The 1967 war was the single biggest turning point after 1948. Israel now occupied territory home to over a million Palestinians, and Israeli settlements — Jewish communities built on this occupied land — began soon after, which Palestinians and most of the international community view as illegal.
Territorial change fuels the conflict: Each war left Israel controlling more land than before. Supporters of Israel's actions argue the land was captured in wars Israel did not start (1948, 1967) or fought defensively. Critics argue continued occupation and settlement-building after 1967 made a lasting peace harder, not easier.
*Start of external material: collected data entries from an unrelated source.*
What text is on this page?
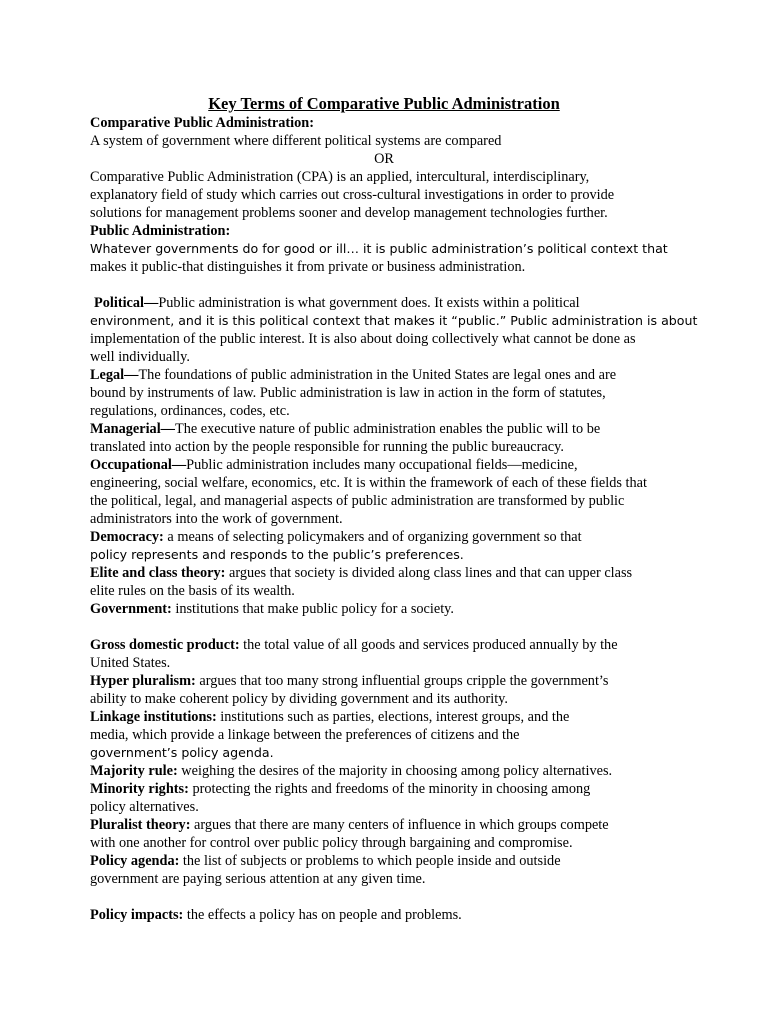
Key Terms of Comparative Public Administration
Comparative Public Administration:
A system of government where different political systems are compared
OR
Comparative Public Administration (CPA) is an applied, intercultural, interdisciplinary,
explanatory field of study which carries out cross-cultural investigations in order to provide
solutions for management problems sooner and develop management technologies further.
Public Administration:
Whatever governments do for good or ill… it is public administration’s political context that
makes it public-that distinguishes it from private or business administration.
Political—Public administration is what government does. It exists within a political
environment, and it is this political context that makes it “public.” Public administration is about
implementation of the public interest. It is also about doing collectively what cannot be done as
well individually.
Legal—The foundations of public administration in the United States are legal ones and are
bound by instruments of law. Public administration is law in action in the form of statutes,
regulations, ordinances, codes, etc.
Managerial—The executive nature of public administration enables the public will to be
translated into action by the people responsible for running the public bureaucracy.
Occupational—Public administration includes many occupational fields—medicine,
engineering, social welfare, economics, etc. It is within the framework of each of these fields that
the political, legal, and managerial aspects of public administration are transformed by public
administrators into the work of government.
Democracy: a means of selecting policymakers and of organizing government so that
policy represents and responds to the public’s preferences.
Elite and class theory: argues that society is divided along class lines and that can upper class
elite rules on the basis of its wealth.
Government: institutions that make public policy for a society.
Gross domestic product: the total value of all goods and services produced annually by the
United States.
Hyper pluralism: argues that too many strong influential groups cripple the government’s
ability to make coherent policy by dividing government and its authority.
Linkage institutions: institutions such as parties, elections, interest groups, and the
media, which provide a linkage between the preferences of citizens and the
government’s policy agenda.
Majority rule: weighing the desires of the majority in choosing among policy alternatives.
Minority rights: protecting the rights and freedoms of the minority in choosing among
policy alternatives.
Pluralist theory: argues that there are many centers of influence in which groups compete
with one another for control over public policy through bargaining and compromise.
Policy agenda: the list of subjects or problems to which people inside and outside
government are paying serious attention at any given time.
Policy impacts: the effects a policy has on people and problems.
With Arab states unable to win back Palestinian land by force, a new kind of resistance grew. The Palestine Liberation Organization (PLO) was founded in 1964 to represent the Palestinian national cause, and from 1969 it was led by Yasser Arafat.
- Aims — the PLO's founding goal was to liberate Palestine; over time its stated goal shifted from destroying Israel towards a Palestinian state alongside it.
- Methods — the PLO used guerrilla attacks and, in its early decades, hijackings and other actions the West classed as terrorism, alongside diplomacy.
- Search for support — Arafat sought backing from Arab states, the Non-Aligned Movement and the UN, addressing the UN General Assembly in 1974 and winning growing international recognition for the Palestinian cause.
- Israeli response — Israel treated the PLO as a serious security threat, leading to conflict including Israel's 1982 invasion of Lebanon, where the PLO had based itself after being expelled from Jordan in 1970.